The yoke of Judaism was the law. All the regulations, ceremonies, sacrifices, and every other form of regulative worship of Yahweh was purposefully commanded and carefully conducted from Abraham to Christ. But Peter makes a powerful statement in Acts 15:10: “Neither our father nor we have been able to bear [it].” The law brought self-righteousness, not real righteousness; therefore, the law brought condemnation. That is always what laws do: they convict us of wrongdoing, not justification or absolution from past wrongs committed.
Contrast this statement in Acts with what Jesus says in Matthew 11: “[M]y yoke is easy, and my burden is light.”
Jesus’s yoke is easy and light because he fulfilled all the laws and regulations of God’s commandments in himself – every single one. He perfectly loved the Father and his neighbor, which is the summary of the entire Torah (Romans 13:10). Not only these did he do, but Christ also died to fulfill the sacrificial commands: he atoned for sin, providing the complete, once-and-for-all forgiveness through his blood sacrifice on the cross.

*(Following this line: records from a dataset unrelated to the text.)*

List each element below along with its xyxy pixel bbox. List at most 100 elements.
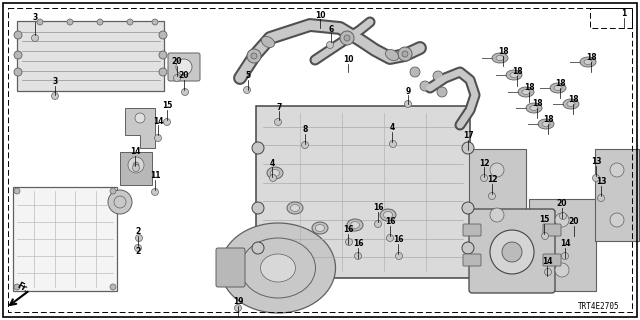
Circle shape xyxy=(398,47,412,61)
Circle shape xyxy=(490,208,504,222)
Circle shape xyxy=(340,31,354,45)
Circle shape xyxy=(402,51,408,57)
Circle shape xyxy=(182,89,189,95)
Ellipse shape xyxy=(312,222,328,234)
Ellipse shape xyxy=(262,36,275,48)
Circle shape xyxy=(154,134,161,141)
Ellipse shape xyxy=(567,101,575,107)
Circle shape xyxy=(502,242,522,262)
Ellipse shape xyxy=(563,99,579,109)
Ellipse shape xyxy=(385,49,399,60)
Circle shape xyxy=(420,81,430,91)
Circle shape xyxy=(275,118,282,125)
Circle shape xyxy=(159,68,167,76)
Circle shape xyxy=(610,163,624,177)
Text: 18: 18 xyxy=(524,84,534,92)
Circle shape xyxy=(396,252,403,260)
Text: 18: 18 xyxy=(543,116,554,124)
Circle shape xyxy=(136,235,143,242)
FancyBboxPatch shape xyxy=(469,149,526,236)
Circle shape xyxy=(234,305,241,311)
Text: Fr.: Fr. xyxy=(15,281,29,295)
Ellipse shape xyxy=(530,106,538,110)
Polygon shape xyxy=(120,152,152,185)
Circle shape xyxy=(14,31,22,39)
Circle shape xyxy=(108,190,132,214)
Circle shape xyxy=(610,213,624,227)
Circle shape xyxy=(252,242,264,254)
Text: 14: 14 xyxy=(541,258,552,267)
FancyBboxPatch shape xyxy=(469,209,555,293)
Text: 13: 13 xyxy=(596,178,606,187)
Circle shape xyxy=(110,188,116,194)
Text: 10: 10 xyxy=(315,11,325,20)
Text: 14: 14 xyxy=(130,148,140,156)
Text: 16: 16 xyxy=(393,236,403,244)
Text: 18: 18 xyxy=(568,95,579,105)
Text: 18: 18 xyxy=(532,100,542,108)
Circle shape xyxy=(462,142,474,154)
Text: 20: 20 xyxy=(557,199,567,209)
Ellipse shape xyxy=(291,204,300,212)
Text: 8: 8 xyxy=(302,125,308,134)
Text: 4: 4 xyxy=(269,158,275,167)
Circle shape xyxy=(488,193,495,199)
Text: 20: 20 xyxy=(179,71,189,81)
Text: 18: 18 xyxy=(586,53,596,62)
Circle shape xyxy=(51,92,58,100)
Text: 15: 15 xyxy=(539,215,549,225)
FancyBboxPatch shape xyxy=(13,187,117,291)
FancyBboxPatch shape xyxy=(543,224,561,236)
Circle shape xyxy=(437,87,447,97)
Text: 3: 3 xyxy=(52,77,58,86)
Ellipse shape xyxy=(522,90,530,94)
Circle shape xyxy=(37,19,43,25)
Circle shape xyxy=(598,195,605,202)
Ellipse shape xyxy=(380,209,396,221)
Circle shape xyxy=(593,174,600,181)
Circle shape xyxy=(135,113,145,123)
Circle shape xyxy=(326,42,333,49)
Text: TRT4E2705: TRT4E2705 xyxy=(578,302,620,311)
Ellipse shape xyxy=(580,57,596,67)
Circle shape xyxy=(301,141,308,148)
Ellipse shape xyxy=(526,103,542,113)
Text: 20: 20 xyxy=(569,218,579,227)
Circle shape xyxy=(252,202,264,214)
Circle shape xyxy=(346,238,353,245)
Ellipse shape xyxy=(492,53,508,63)
Circle shape xyxy=(114,196,126,208)
Text: 10: 10 xyxy=(343,55,353,65)
Circle shape xyxy=(110,284,116,290)
Ellipse shape xyxy=(221,223,335,313)
Circle shape xyxy=(252,142,264,154)
Polygon shape xyxy=(125,108,155,148)
FancyBboxPatch shape xyxy=(463,254,481,266)
Text: 19: 19 xyxy=(233,298,243,307)
Ellipse shape xyxy=(538,119,554,129)
Circle shape xyxy=(269,174,276,181)
Circle shape xyxy=(97,19,103,25)
Text: 16: 16 xyxy=(343,226,353,235)
Text: 7: 7 xyxy=(276,102,282,111)
Text: 5: 5 xyxy=(245,71,251,81)
Text: 15: 15 xyxy=(162,101,172,110)
Text: 16: 16 xyxy=(353,239,364,249)
Text: 11: 11 xyxy=(150,172,160,180)
Ellipse shape xyxy=(554,85,562,91)
Text: 2: 2 xyxy=(136,228,141,236)
Ellipse shape xyxy=(584,60,592,65)
Circle shape xyxy=(390,140,397,148)
FancyBboxPatch shape xyxy=(463,224,481,236)
Text: 4: 4 xyxy=(389,124,395,132)
FancyBboxPatch shape xyxy=(256,106,470,278)
Circle shape xyxy=(31,35,38,42)
Circle shape xyxy=(559,212,566,220)
Circle shape xyxy=(355,252,362,260)
FancyBboxPatch shape xyxy=(529,199,596,291)
Circle shape xyxy=(14,188,20,194)
Text: 16: 16 xyxy=(385,218,396,227)
Text: 1: 1 xyxy=(621,10,627,19)
Ellipse shape xyxy=(496,55,504,60)
Circle shape xyxy=(132,164,140,172)
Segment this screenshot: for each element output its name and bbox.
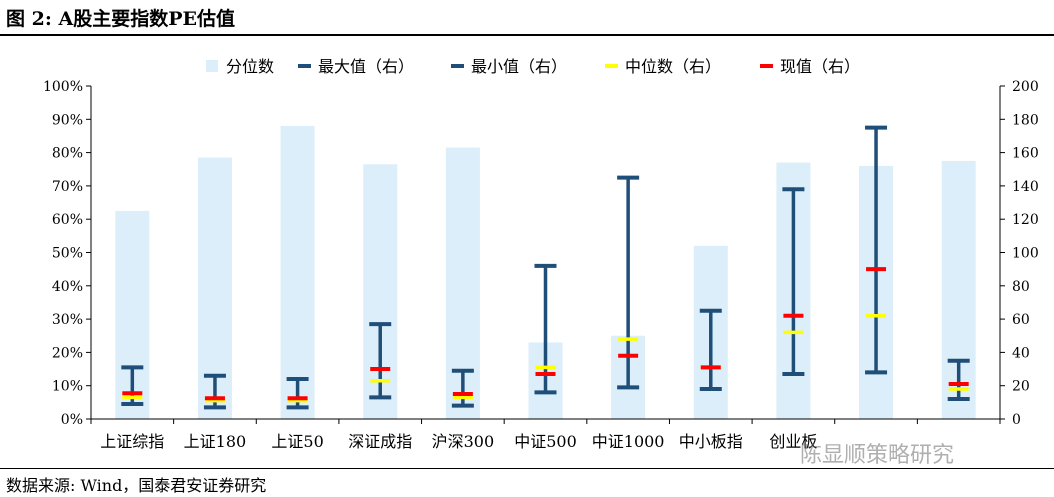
left-tick-label: 20% <box>52 345 83 361</box>
category-label: 深证成指 <box>348 432 412 451</box>
chart-legend: 分位数 最大值（右） 最小值（右） 中位数（右） 现值（右） <box>206 57 860 76</box>
percentile-bars <box>115 125 976 420</box>
right-tick-label: 40 <box>1012 345 1030 361</box>
left-tick-label: 30% <box>52 312 83 328</box>
legend-label: 最大值（右） <box>318 57 414 76</box>
right-tick-label: 80 <box>1012 279 1030 295</box>
bottom-rule <box>0 468 1054 469</box>
right-tick-label: 120 <box>1012 212 1039 228</box>
chart-axes: 0% 10% 20% 30% 40% 50% 60% 70% 80% 90% 100% 0 20 40 60… <box>43 79 1039 428</box>
right-tick-label: 180 <box>1012 112 1039 128</box>
right-tick-label: 100 <box>1012 246 1039 262</box>
left-tick-label: 90% <box>52 112 83 128</box>
left-tick-label: 60% <box>52 212 83 228</box>
figure-title: 图 2: A股主要指数PE估值 <box>6 8 235 30</box>
category-label: 上证50 <box>271 432 323 451</box>
category-label: 中证1000 <box>592 432 665 451</box>
legend-label: 分位数 <box>226 57 274 76</box>
category-label: 上证综指 <box>100 432 164 451</box>
right-tick-label: 160 <box>1012 146 1039 162</box>
category-label: 中小板指 <box>679 432 743 451</box>
legend-label: 最小值（右） <box>471 57 567 76</box>
right-tick-label: 20 <box>1012 379 1030 395</box>
legend-label: 现值（右） <box>780 57 860 76</box>
title-rule <box>0 34 1054 36</box>
left-tick-label: 80% <box>52 146 83 162</box>
source-note: 数据来源: Wind，国泰君安证券研究 <box>6 476 267 495</box>
range-markers <box>121 125 970 410</box>
legend-swatch <box>206 60 218 72</box>
category-label: 创业板 <box>769 432 817 451</box>
right-tick-label: 60 <box>1012 312 1030 328</box>
legend-label: 中位数（右） <box>625 57 721 76</box>
left-tick-label: 0% <box>61 412 83 428</box>
right-tick-label: 200 <box>1012 79 1039 95</box>
left-tick-label: 50% <box>52 246 83 262</box>
right-tick-label: 0 <box>1012 412 1021 428</box>
percentile-bar <box>280 125 315 420</box>
left-tick-label: 40% <box>52 279 83 295</box>
category-label: 上证180 <box>184 432 247 451</box>
left-tick-label: 100% <box>43 79 83 95</box>
category-label: 中证500 <box>514 432 577 451</box>
category-labels: 上证综指 上证180 上证50 深证成指 沪深300 中证500 中证1000 中小板指 创业板 <box>100 432 817 451</box>
watermark: 陈显顺策略研究 <box>800 443 955 468</box>
right-tick-label: 140 <box>1012 179 1039 195</box>
left-tick-label: 70% <box>52 179 83 195</box>
category-label: 沪深300 <box>432 432 495 451</box>
pe-valuation-chart: 分位数 最大值（右） 最小值（右） 中位数（右） 现值（右） 0% 10% 20% 30% 40… <box>43 57 1039 451</box>
left-tick-label: 10% <box>52 379 83 395</box>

Through what Jesus did, Peter acknowledges to the church, made-up of both the races of Jews and Gentiles, that is by faith alone through grace alone in Christ alone that one is made righteous before God. “By no works of the law shall anyone, whether Jew or Gentile, be made righteous,” says Paul in Romans.
Sometimes Protestants are accused by non-Protestants as practicing a Christianity that is “too easy.” Believing cannot be all that we do to be a Christian, right?
Yes and no.
The apostle James rightly delineates the reality that “faith without works is dead.” A faith in Christ that exacts righteousness and forgiveness not practiced is futile. Faith in Christ is evident when it produces the reality that we are now “dead to sin and alive to God.” In other words, believers justified by faith in Christ exhibit their saving faith by dying to sin and living to God. Peter and the other apostles acknowledge this much a few verses later in Acts 15, as they write a letter to the Gentile converts:
For it has seemed good to the Holy Spirit and to us to lay on you no greater burden than these requirements: that you abstain from what has been sacrificed to idols, and from blood, and from what has been strangled, and from sexual immorality. If you keep yourselves from these, you will do well. Farewell.
Similarly, let us not miss the obvious in Jesus’s teaching in Matthew: his yoke is easy and his burden is light because he is carrying it for us. He will only carry it for us if we remain yoked to him. If we leave him, he ceases to carry the weight of the law and the commandments for us any longer. If we leave him, we are no longer under his grace.
It is faith that brings us under his yoke; it is faith that must hold us there, and we must not leave him.
Therefore, believe in the finished work of Christ, and walk with him daily under his light and easy yoke.